Starting point is 00:24:16 I swear I could smell death up till now. I get emotional about it because I remember those mothers and fathers were going to the bags, cursing, calling their children by their name or their relative, whoever, hoping they would have survived this. There's one particular mother that I knew, she searched almost for seeing bags, body bags that were covered from the mask. And she could not find the body of her son until, I don't know, just happened in a blink of an eye, she recognized the body of her son from the
Starting point is 00:24:55 clothes he was wearing. She said that she bought him that clothes. That was something that I remember cutting off the report because I could not really continue. It was too much to handle. Very, very tragic and sad. Unimaginable. I just want to make sure I heard you right. You said just now that you're thinking about getting out of reporting, right? Is that what you, that's what you said?

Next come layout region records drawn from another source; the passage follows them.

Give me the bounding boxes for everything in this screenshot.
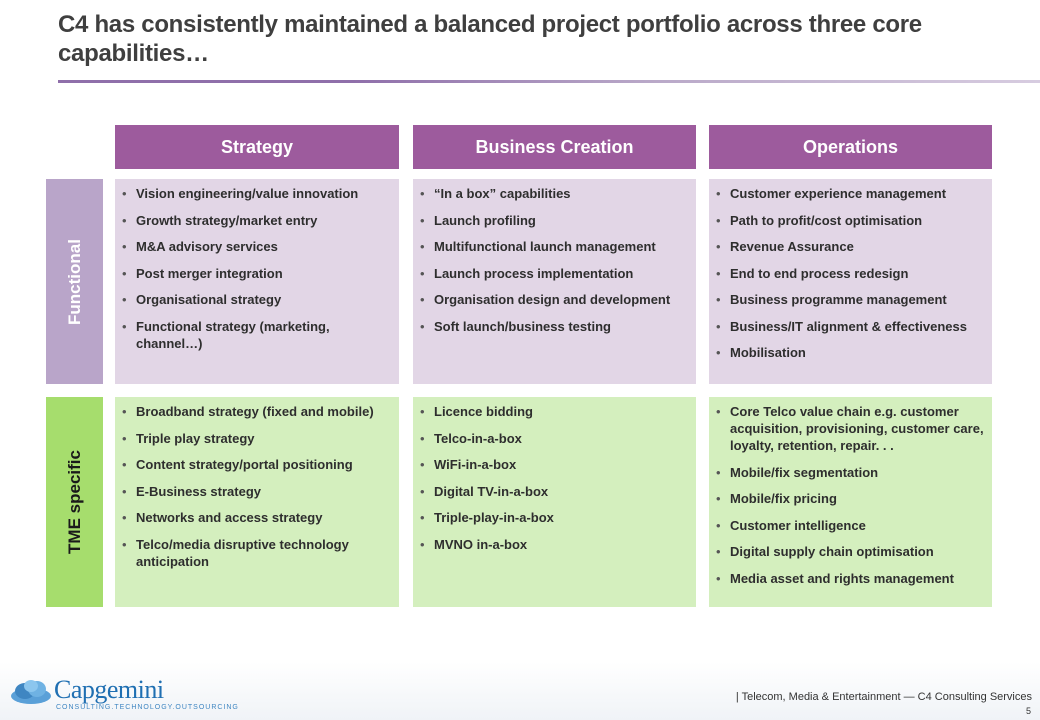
list-item: Mobile/fix segmentation [713, 464, 986, 481]
list-item: Business programme management [713, 291, 986, 308]
bullet-list: Core Telco value chain e.g. customer acq… [713, 403, 986, 587]
footer-text: | Telecom, Media & Entertainment — C4 Co… [735, 691, 1032, 703]
page-number: 5 [1025, 706, 1031, 716]
list-item: Organisation design and development [417, 291, 690, 308]
column-header-business-creation: Business Creation [413, 125, 696, 169]
capgemini-logo: Capgemini CONSULTING.TECHNOLOGY.OUTSOURC… [10, 674, 238, 714]
cell-tme-business-creation: Licence bidding Telco-in-a-box WiFi-in-a… [413, 397, 696, 607]
list-item: Core Telco value chain e.g. customer acq… [713, 403, 986, 454]
cell-tme-strategy: Broadband strategy (fixed and mobile) Tr… [115, 397, 399, 607]
list-item: Launch process implementation [417, 265, 690, 282]
logo-tagline: CONSULTING.TECHNOLOGY.OUTSOURCING [56, 704, 239, 711]
list-item: MVNO in-a-box [417, 536, 690, 553]
list-item: Digital supply chain optimisation [713, 543, 986, 560]
list-item: Customer intelligence [713, 517, 986, 534]
bullet-list: Broadband strategy (fixed and mobile) Tr… [119, 403, 393, 570]
column-header-operations: Operations [709, 125, 992, 169]
list-item: Broadband strategy (fixed and mobile) [119, 403, 393, 420]
row-label-tme-specific: TME specific [46, 397, 103, 607]
row-label-text: Functional [64, 238, 84, 325]
list-item: Networks and access strategy [119, 509, 393, 526]
bullet-list: Customer experience management Path to p… [713, 185, 986, 361]
slide-title: C4 has consistently maintained a balance… [58, 11, 922, 67]
list-item: Launch profiling [417, 212, 690, 229]
list-item: Telco/media disruptive technology antici… [119, 536, 393, 570]
list-item: E-Business strategy [119, 483, 393, 500]
bullet-list: Vision engineering/value innovation Grow… [119, 185, 393, 352]
list-item: “In a box” capabilities [417, 185, 690, 202]
list-item: Organisational strategy [119, 291, 393, 308]
list-item: Mobilisation [713, 344, 986, 361]
list-item: Mobile/fix pricing [713, 490, 986, 507]
list-item: Soft launch/business testing [417, 318, 690, 335]
list-item: M&A advisory services [119, 238, 393, 255]
cell-tme-operations: Core Telco value chain e.g. customer acq… [709, 397, 992, 607]
list-item: Growth strategy/market entry [119, 212, 393, 229]
cell-functional-operations: Customer experience management Path to p… [709, 179, 992, 384]
list-item: Triple-play-in-a-box [417, 509, 690, 526]
list-item: Revenue Assurance [713, 238, 986, 255]
list-item: Media asset and rights management [713, 570, 986, 587]
bullet-list: Licence bidding Telco-in-a-box WiFi-in-a… [417, 403, 690, 553]
row-label-text: TME specific [64, 450, 84, 554]
list-item: Licence bidding [417, 403, 690, 420]
row-label-functional: Functional [46, 179, 103, 384]
title-divider [58, 80, 1040, 83]
list-item: WiFi-in-a-box [417, 456, 690, 473]
cell-functional-strategy: Vision engineering/value innovation Grow… [115, 179, 399, 384]
list-item: Content strategy/portal positioning [119, 456, 393, 473]
logo-wordmark: Capgemini [54, 675, 164, 704]
list-item: Path to profit/cost optimisation [713, 212, 986, 229]
list-item: Vision engineering/value innovation [119, 185, 393, 202]
list-item: Post merger integration [119, 265, 393, 282]
list-item: Business/IT alignment & effectiveness [713, 318, 986, 335]
list-item: Triple play strategy [119, 430, 393, 447]
list-item: Telco-in-a-box [417, 430, 690, 447]
cell-functional-business-creation: “In a box” capabilities Launch profiling… [413, 179, 696, 384]
list-item: Customer experience management [713, 185, 986, 202]
column-header-strategy: Strategy [115, 125, 399, 169]
footer-band [0, 662, 1040, 720]
list-item: Multifunctional launch management [417, 238, 690, 255]
list-item: End to end process redesign [713, 265, 986, 282]
bullet-list: “In a box” capabilities Launch profiling… [417, 185, 690, 335]
list-item: Digital TV-in-a-box [417, 483, 690, 500]
spade-cloud-icon [11, 680, 51, 704]
list-item: Functional strategy (marketing, channel…… [119, 318, 393, 352]
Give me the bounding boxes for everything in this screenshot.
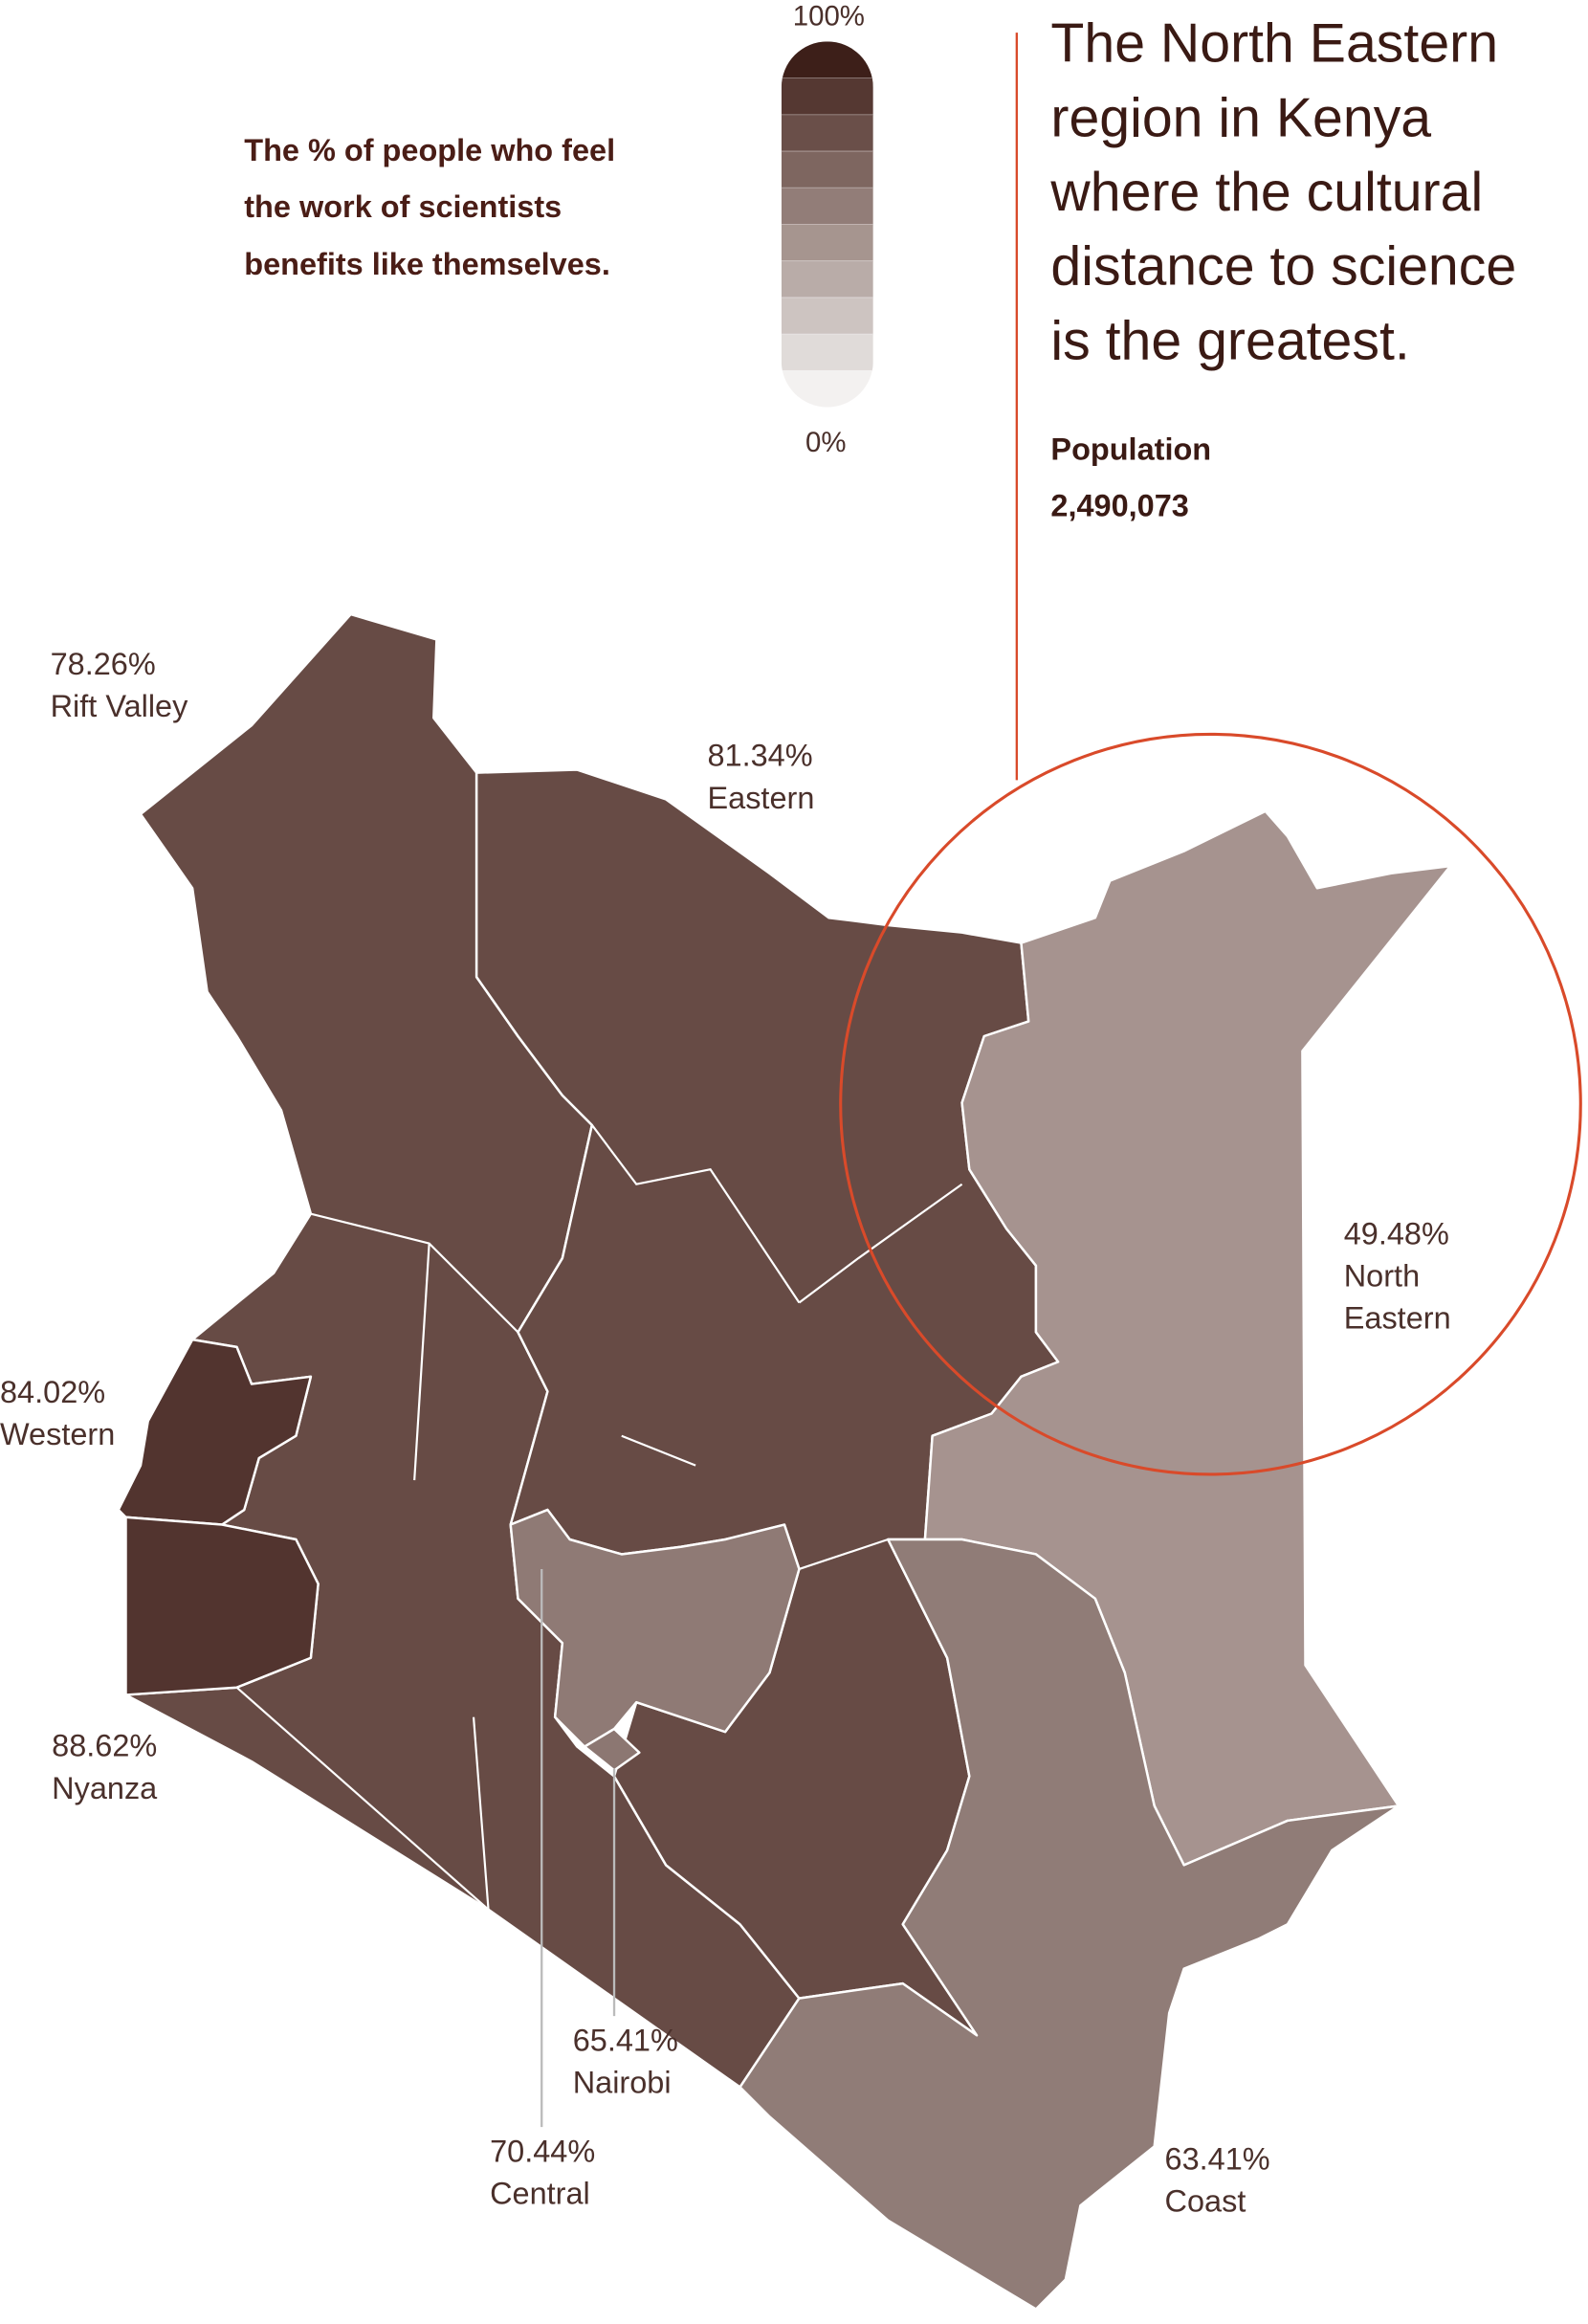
population-label: Population <box>1050 432 1211 466</box>
legend-band <box>781 334 873 372</box>
region-name: Coast <box>1165 2183 1246 2218</box>
title-line: benefits like themselves. <box>244 247 610 281</box>
region-value: 81.34% <box>707 739 812 773</box>
region-value: 63.41% <box>1165 2141 1270 2176</box>
region-value: 88.62% <box>52 1729 157 1763</box>
boundary <box>590 1124 801 1304</box>
region <box>124 1516 320 1696</box>
legend-band <box>781 114 873 152</box>
legend-band <box>781 77 873 116</box>
region-labels: 78.26% Rift Valley 81.34% Eastern 49.48% Nort… <box>0 647 1451 2219</box>
highlight-circle <box>839 732 1582 1476</box>
legend-band <box>781 41 873 79</box>
legend-scale <box>781 41 873 408</box>
callout-line: The North Eastern <box>1050 13 1498 75</box>
legend-band <box>781 260 873 299</box>
legend-band <box>781 151 873 188</box>
boundary <box>1093 1598 1126 1673</box>
legend-min: 0% <box>805 427 846 458</box>
region-name: Central <box>490 2177 590 2211</box>
region <box>509 1508 801 1748</box>
region-name: Nyanza <box>52 1771 158 1805</box>
legend-band <box>781 224 873 262</box>
boundary <box>621 1434 696 1467</box>
region-value: 70.44% <box>490 2135 595 2169</box>
region-name: Rift Valley <box>51 689 189 723</box>
legend-band <box>781 188 873 226</box>
regions <box>117 612 1452 2311</box>
region-name: Western <box>0 1417 115 1451</box>
legend-max: 100% <box>793 0 865 32</box>
boundary <box>472 1716 490 1910</box>
region <box>117 1338 313 1526</box>
callout-line: distance to science <box>1050 236 1516 298</box>
region-name: Eastern <box>1344 1301 1451 1336</box>
region-name: Eastern <box>707 781 814 815</box>
legend-band <box>781 297 873 335</box>
region-value: 84.02% <box>0 1375 105 1409</box>
region-value: 78.26% <box>51 647 156 681</box>
region-value: 49.48% <box>1344 1216 1449 1251</box>
region-value: 65.41% <box>573 2024 678 2058</box>
boundary <box>798 1183 963 1304</box>
region <box>583 1727 641 1772</box>
population-value: 2,490,073 <box>1050 488 1188 522</box>
callout-line: is the greatest. <box>1050 310 1409 371</box>
legend-band <box>781 370 873 408</box>
boundary <box>235 1686 490 1911</box>
callout-line: region in Kenya <box>1050 87 1431 148</box>
title-line: the work of scientists <box>244 189 562 224</box>
title-line: The % of people who feel <box>244 133 615 167</box>
callout: The North Eastern region in Kenya where th… <box>1049 13 1516 372</box>
region-name: Nairobi <box>573 2066 672 2100</box>
boundary <box>799 1538 889 1570</box>
callout-line: where the cultural <box>1049 162 1483 223</box>
boundary <box>413 1243 430 1481</box>
region-name: North <box>1344 1259 1420 1294</box>
region <box>739 1538 1401 2311</box>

Starting point is 00:25:26 When the opportunity, when the opportunity allows, I would, I would definitely do that because it's, it's time to, to be with my wife and, and the kids. Yeah. Yeah. I, I am curious. Well, if you don't mind, if I could ask you what has kept you going though, right? As you've just said, you I could ask you, what has kept you going, though, right? As you've just said, you have reported on unimaginable pain and suffering. But also an unprecedented number of journalists have been killed in Gaza over the past year, more than 100, including some of your colleagues at Al Jazeera. Al Jazeera's correspondent, Ismail Al Ghul, we understand has been killed along with his cameraman in Gaza. Since October 7th, at least 116 journalists have been killed and dozens more injured. 53 are in detention. The deadliest conflict for journalists since the Committee to Protect
Starting point is 00:26:19 Journalists began records. Nearly all of them Palestinian. Two were Israeli, killed in the Hamas attack on October 7th. International investigations have suggested that Israel deliberately targeted some of those journalists. And knowing those kind of dangers, what has kept you out there? Part of it is the need for the truth to be told because as of now, I mean, with so much misinformation going on, there is so much misinformation, so much concentration on one particular event, the October 7th, and leaving an entire context of what has led to October 7th, all these years of occupation, all the mistreatment of Palestinians, the illegal settlement,
Starting point is 00:27:08 the closure of the ground, the crossing, the prevention of the Palestinians living a normal life, the disposition of land, all of this, nobody talks about it. So there is a need to talk about it. I lived here. I'm part of this struggle. I'm part of this misery that's been
Starting point is 00:27:27 going on for generations. It has taken already my grandparents, my parents, and my generation. I'm not trying to understand what happened, but to take one single event and just put so much focus on it and leaving everything out is not fair. It's not fair for the civilians who have been struggling on a daily basis. There is a need for a more accurate narrative of what's going on. It's just that's the responsibility that I carry on my shoulders. Honey, I want to thank you so much for this. You're a tremendous journalist. Truly, truly tremendous.
Starting point is 00:28:07 Also, having spoken to you today, an incredible father. And so I hope that your family stays safe. And thank you for your time. Thank you so much, Jamie. All right. That is all for today. I'm Jamie Poisson. Thanks so much for listening, and we will talk to you tomorrow. Thank you.